Version 16 of regsub

Updated 2008-08-26 20:33:54 by JH

Perform substitutions based on regular expression pattern matching.


http://www.purl.org/tcl/home/man/tcl8.4/TclCmd/regsub.htm


*** Examples

See also Regular Expression Examples and Advanced Regular Expression Examples

[Feel free to add below various examples, demonstrating the use of the various flags, etc.]


One example of using regsub from Brent Welch's BOOK Practical Programming in Tcl and Tk is:

 regsub -- {([^\.]*)\.c} file.c {cc -c & -o \1.o} ccCmd

The & is replaced by file.c, and the \1 is replaced by file.


Recently on the Tcler's Wiki chat room, someone had the desire to converta string like this:

 rand ||=> this is some text <=|| rand

to

 rand ||=> some other text <=|| rand


 set unique1 {\|\|=>}
 set unique2 {<=\|\|}
 set string {rand ||=> this is some text <=|| rand}
 set replacement {some other text}
 set new [regsub -- "($unique1) .* ($unique2)" $string "\\1$replacement\\2" string ]
 puts $new
 puts $string

Note that the regular expression metacharacters in unique1 and unique2 need to be quoted so they are not treated as metacharacters.

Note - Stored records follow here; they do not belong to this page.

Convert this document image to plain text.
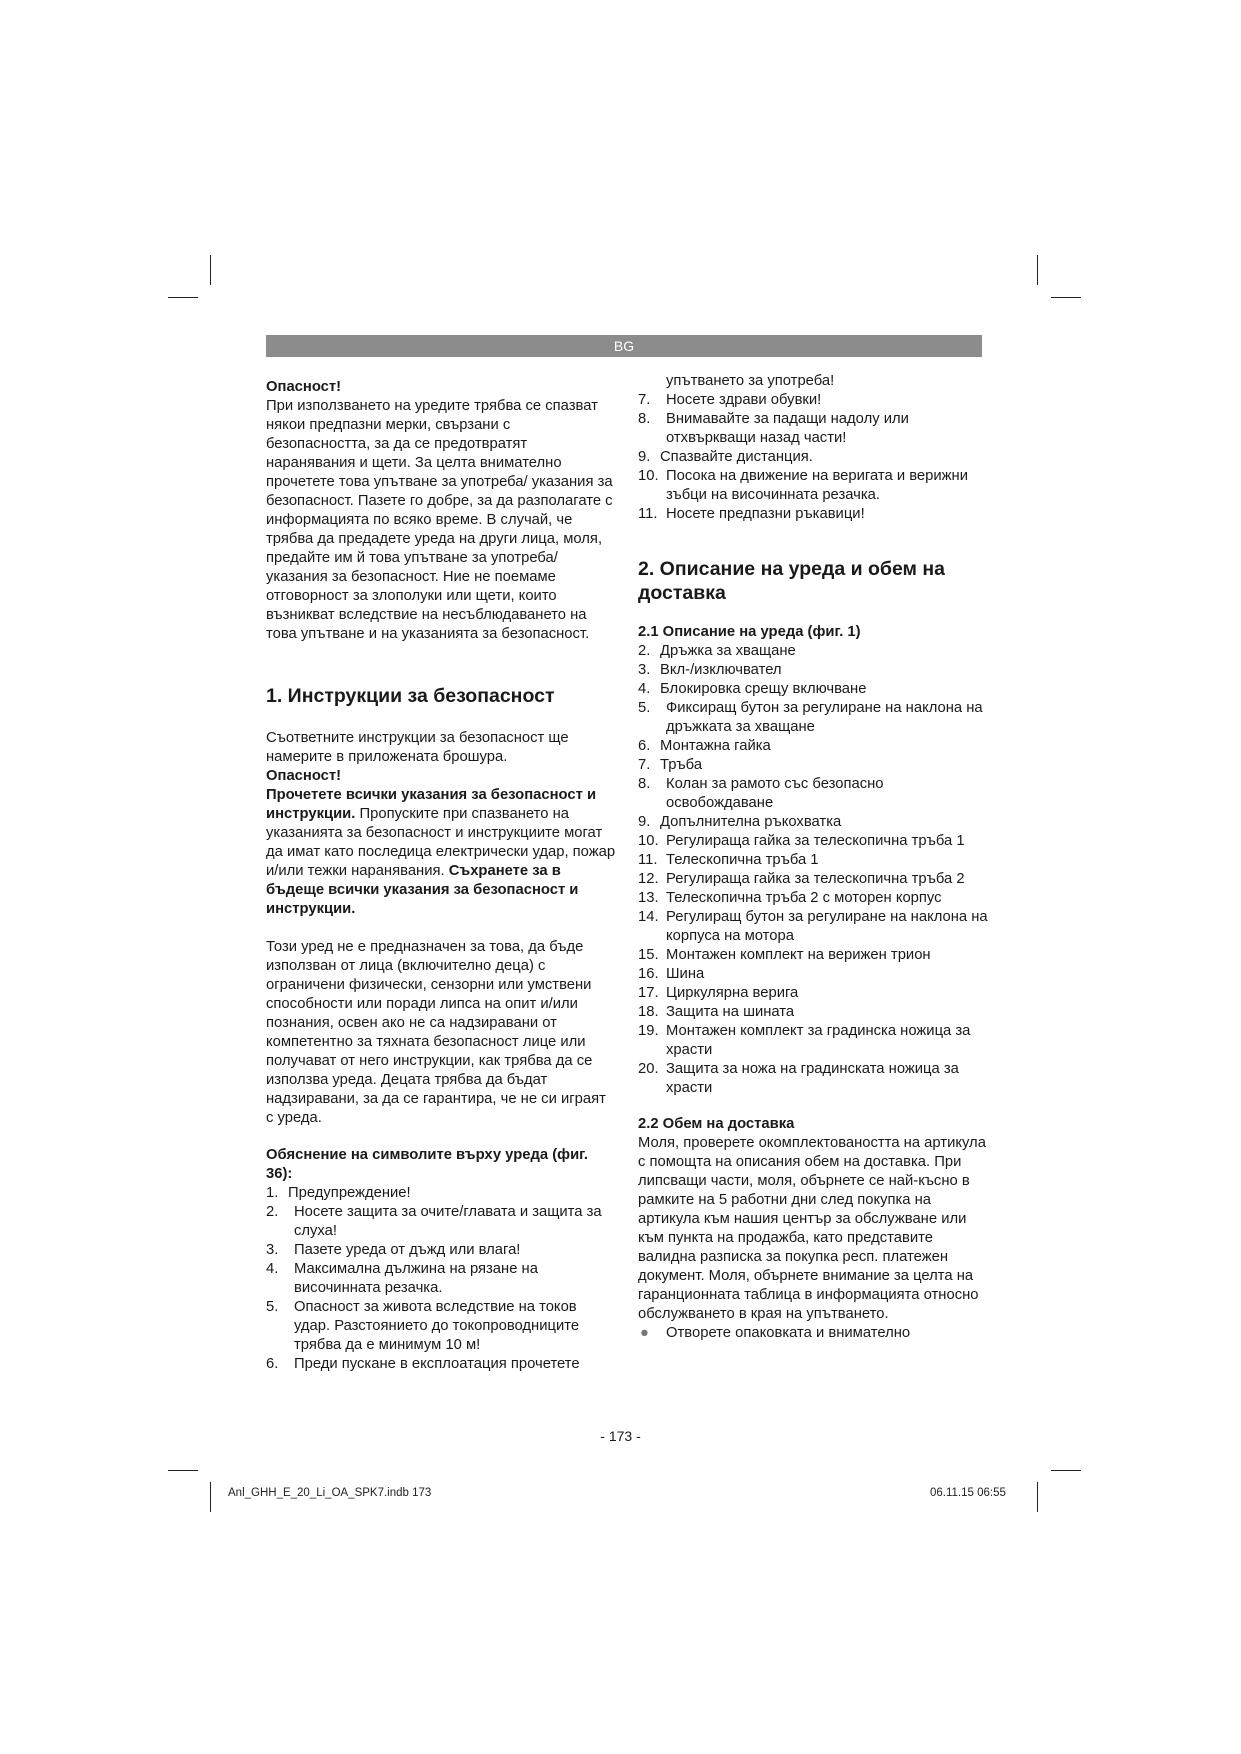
BG

Опасност!

При използването на уредите трябва се спазват някои предпазни мерки, свързани с безопасността, за да се предотвратят наранявания и щети. За целта внимателно прочетете това упътване за употреба/ указания за безопасност. Пазете го добре, за да разполагате с информацията по всяко време. В случай, че трябва да предадете уреда на други лица, моля, предайте им й това упътване за употреба/указания за безопасност. Ние не поемаме отговорност за злополуки или щети, които възникват вследствие на несъблюдаването на това упътване и на указанията за безопасност.

1. Инструкции за безопасност

Съответните инструкции за безопасност ще намерите в приложената брошура.

Опасност!

Прочетете всички указания за безопасност и инструкции. Пропуските при спазването на указанията за безопасност и инструкциите могат да имат като последица електрически удар, пожар и/или тежки наранявания. Съхранете за в бъдеще всички указания за безопасност и инструкции.

Този уред не е предназначен за това, да бъде използван от лица (включително деца) с ограничени физически, сензорни или умствени способности или поради липса на опит и/или познания, освен ако не са надзиравани от компетентно за тяхната безопасност лице или получават от него инструкции, как трябва да се използва уреда. Децата трябва да бъдат надзиравани, за да се гарантира, че не си играят с уреда.

Обяснение на символите върху уреда (фиг. 36):

1. Предупреждение!
2. Носете защита за очите/главата и защита за слуха!
3. Пазете уреда от дъжд или влага!
4. Максимална дължина на рязане на височинната резачка.
5. Опасност за живота вследствие на токов удар. Разстоянието до токопроводниците трябва да е минимум 10 м!
6. Преди пускане в експлоатация прочетете

упътването за употреба!

7. Носете здрави обувки!
8. Внимавайте за падащи надолу или отхвъркващи назад части!
9. Спазвайте дистанция.
10. Посока на движение на веригата и верижни зъбци на височинната резачка.
11. Носете предпазни ръкавици!

2. Описание на уреда и обем на доставка

2.1 Описание на уреда (фиг. 1)

2. Дръжка за хващане
3. Вкл-/изключвател
4. Блокировка срещу включване
5. Фиксиращ бутон за регулиране на наклона на дръжката за хващане
6. Монтажна гайка
7. Тръба
8. Колан за рамото със безопасно освобождаване
9. Допълнителна ръкохватка
10. Регулираща гайка за телескопична тръба 1
11. Телескопична тръба 1
12. Регулираща гайка за телескопична тръба 2
13. Телескопична тръба 2 с моторен корпус
14. Регулиращ бутон за регулиране на наклона на корпуса на мотора
15. Монтажен комплект на верижен трион
16. Шина
17. Циркулярна верига
18. Защита на шината
19. Монтажен комплект за градинска ножица за храсти
20. Защита за ножа на градинската ножица за храсти

2.2 Обем на доставка

Моля, проверете окомплектоваността на артикула с помощта на описания обем на доставка. При липсващи части, моля, обърнете се най-късно в рамките на 5 работни дни след покупка на артикула към нашия център за обслужване или към пункта на продажба, като представите валидна разписка за покупка респ. платежен документ. Моля, обърнете внимание за целта на гаранционната таблица в информацията относно обслужването в края на упътването.

● Отворете опаковката и внимателно
- 173 -
Anl_GHH_E_20_Li_OA_SPK7.indb 173	06.11.15 06:55
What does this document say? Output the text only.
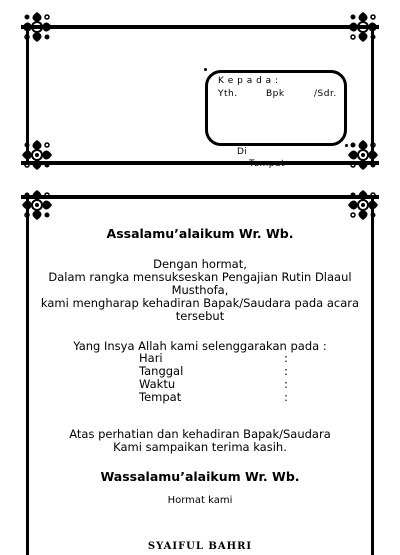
K e p a d a :
Yth.	Bpk	/Sdr.
Di
Tempat
Assalamu’alaikum Wr. Wb.
Dengan hormat,
Dalam rangka mensukseskan Pengajian Rutin Dlaaul
Musthofa,
kami mengharap kehadiran Bapak/Saudara pada acara
tersebut
Yang Insya Allah kami selenggarakan pada :
Hari	:
Tanggal	:
Waktu	:
Tempat	:
Atas perhatian dan kehadiran Bapak/Saudara
Kami sampaikan terima kasih.
Wassalamu’alaikum Wr. Wb.
Hormat kami
SYAIFUL BAHRI
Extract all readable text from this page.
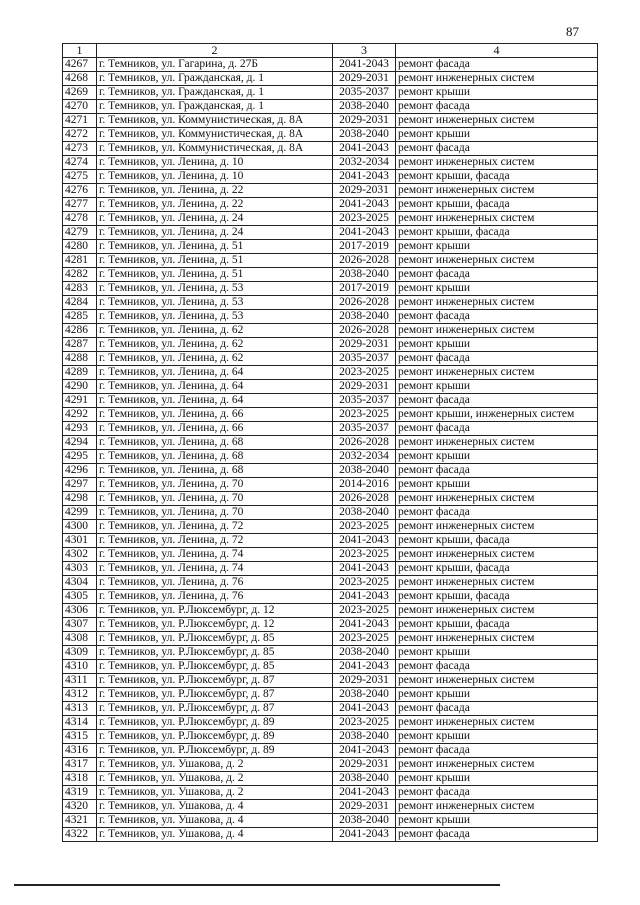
87
1	2	3	4
4267	г. Темников, ул. Гагарина, д. 27Б	2041-2043	ремонт фасада
4268	г. Темников, ул. Гражданская, д. 1	2029-2031	ремонт инженерных систем
4269	г. Темников, ул. Гражданская, д. 1	2035-2037	ремонт крыши
4270	г. Темников, ул. Гражданская, д. 1	2038-2040	ремонт фасада
4271	г. Темников, ул. Коммунистическая, д. 8А	2029-2031	ремонт инженерных систем
4272	г. Темников, ул. Коммунистическая, д. 8А	2038-2040	ремонт крыши
4273	г. Темников, ул. Коммунистическая, д. 8А	2041-2043	ремонт фасада
4274	г. Темников, ул. Ленина, д. 10	2032-2034	ремонт инженерных систем
4275	г. Темников, ул. Ленина, д. 10	2041-2043	ремонт крыши, фасада
4276	г. Темников, ул. Ленина, д. 22	2029-2031	ремонт инженерных систем
4277	г. Темников, ул. Ленина, д. 22	2041-2043	ремонт крыши, фасада
4278	г. Темников, ул. Ленина, д. 24	2023-2025	ремонт инженерных систем
4279	г. Темников, ул. Ленина, д. 24	2041-2043	ремонт крыши, фасада
4280	г. Темников, ул. Ленина, д. 51	2017-2019	ремонт крыши
4281	г. Темников, ул. Ленина, д. 51	2026-2028	ремонт инженерных систем
4282	г. Темников, ул. Ленина, д. 51	2038-2040	ремонт фасада
4283	г. Темников, ул. Ленина, д. 53	2017-2019	ремонт крыши
4284	г. Темников, ул. Ленина, д. 53	2026-2028	ремонт инженерных систем
4285	г. Темников, ул. Ленина, д. 53	2038-2040	ремонт фасада
4286	г. Темников, ул. Ленина, д. 62	2026-2028	ремонт инженерных систем
4287	г. Темников, ул. Ленина, д. 62	2029-2031	ремонт крыши
4288	г. Темников, ул. Ленина, д. 62	2035-2037	ремонт фасада
4289	г. Темников, ул. Ленина, д. 64	2023-2025	ремонт инженерных систем
4290	г. Темников, ул. Ленина, д. 64	2029-2031	ремонт крыши
4291	г. Темников, ул. Ленина, д. 64	2035-2037	ремонт фасада
4292	г. Темников, ул. Ленина, д. 66	2023-2025	ремонт крыши, инженерных систем
4293	г. Темников, ул. Ленина, д. 66	2035-2037	ремонт фасада
4294	г. Темников, ул. Ленина, д. 68	2026-2028	ремонт инженерных систем
4295	г. Темников, ул. Ленина, д. 68	2032-2034	ремонт крыши
4296	г. Темников, ул. Ленина, д. 68	2038-2040	ремонт фасада
4297	г. Темников, ул. Ленина, д. 70	2014-2016	ремонт крыши
4298	г. Темников, ул. Ленина, д. 70	2026-2028	ремонт инженерных систем
4299	г. Темников, ул. Ленина, д. 70	2038-2040	ремонт фасада
4300	г. Темников, ул. Ленина, д. 72	2023-2025	ремонт инженерных систем
4301	г. Темников, ул. Ленина, д. 72	2041-2043	ремонт крыши, фасада
4302	г. Темников, ул. Ленина, д. 74	2023-2025	ремонт инженерных систем
4303	г. Темников, ул. Ленина, д. 74	2041-2043	ремонт крыши, фасада
4304	г. Темников, ул. Ленина, д. 76	2023-2025	ремонт инженерных систем
4305	г. Темников, ул. Ленина, д. 76	2041-2043	ремонт крыши, фасада
4306	г. Темников, ул. Р.Люксембург, д. 12	2023-2025	ремонт инженерных систем
4307	г. Темников, ул. Р.Люксембург, д. 12	2041-2043	ремонт крыши, фасада
4308	г. Темников, ул. Р.Люксембург, д. 85	2023-2025	ремонт инженерных систем
4309	г. Темников, ул. Р.Люксембург, д. 85	2038-2040	ремонт крыши
4310	г. Темников, ул. Р.Люксембург, д. 85	2041-2043	ремонт фасада
4311	г. Темников, ул. Р.Люксембург, д. 87	2029-2031	ремонт инженерных систем
4312	г. Темников, ул. Р.Люксембург, д. 87	2038-2040	ремонт крыши
4313	г. Темников, ул. Р.Люксембург, д. 87	2041-2043	ремонт фасада
4314	г. Темников, ул. Р.Люксембург, д. 89	2023-2025	ремонт инженерных систем
4315	г. Темников, ул. Р.Люксембург, д. 89	2038-2040	ремонт крыши
4316	г. Темников, ул. Р.Люксембург, д. 89	2041-2043	ремонт фасада
4317	г. Темников, ул. Ушакова, д. 2	2029-2031	ремонт инженерных систем
4318	г. Темников, ул. Ушакова, д. 2	2038-2040	ремонт крыши
4319	г. Темников, ул. Ушакова, д. 2	2041-2043	ремонт фасада
4320	г. Темников, ул. Ушакова, д. 4	2029-2031	ремонт инженерных систем
4321	г. Темников, ул. Ушакова, д. 4	2038-2040	ремонт крыши
4322	г. Темников, ул. Ушакова, д. 4	2041-2043	ремонт фасада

AM (7 october 2003) I asked about a complicated substitution in the chatroom:

Here is the question:

I have a fixed substring that delimits a variable number of characters. Anything in between (including the delimiters) must be replaced by a repetition of another string. For example:

        1234A000aadA12234 --> 1234BXBXBXBX12234

(A000aadA is 8 characters, my replacing string fits 4 times in that)

arjen: I do not think I can use some clever regexp to do this ... (note: things will always fit)

arjen: The regexp to identify the substring could be: {A^A*A}

arjen: But now to get the replacing string ...

CoderX2 easy... one sec

CoderX2

   set string "1234A000aadA12234"
   set substring "BX"
   regsub -all {(A[^A]*A)} $string {[string repeat $substring [expr {[string length "\1"] / [string length $substring]}]]} new_string
   set new_string [subst $new_string]

(conversation edited to highlight this wonderful gem!)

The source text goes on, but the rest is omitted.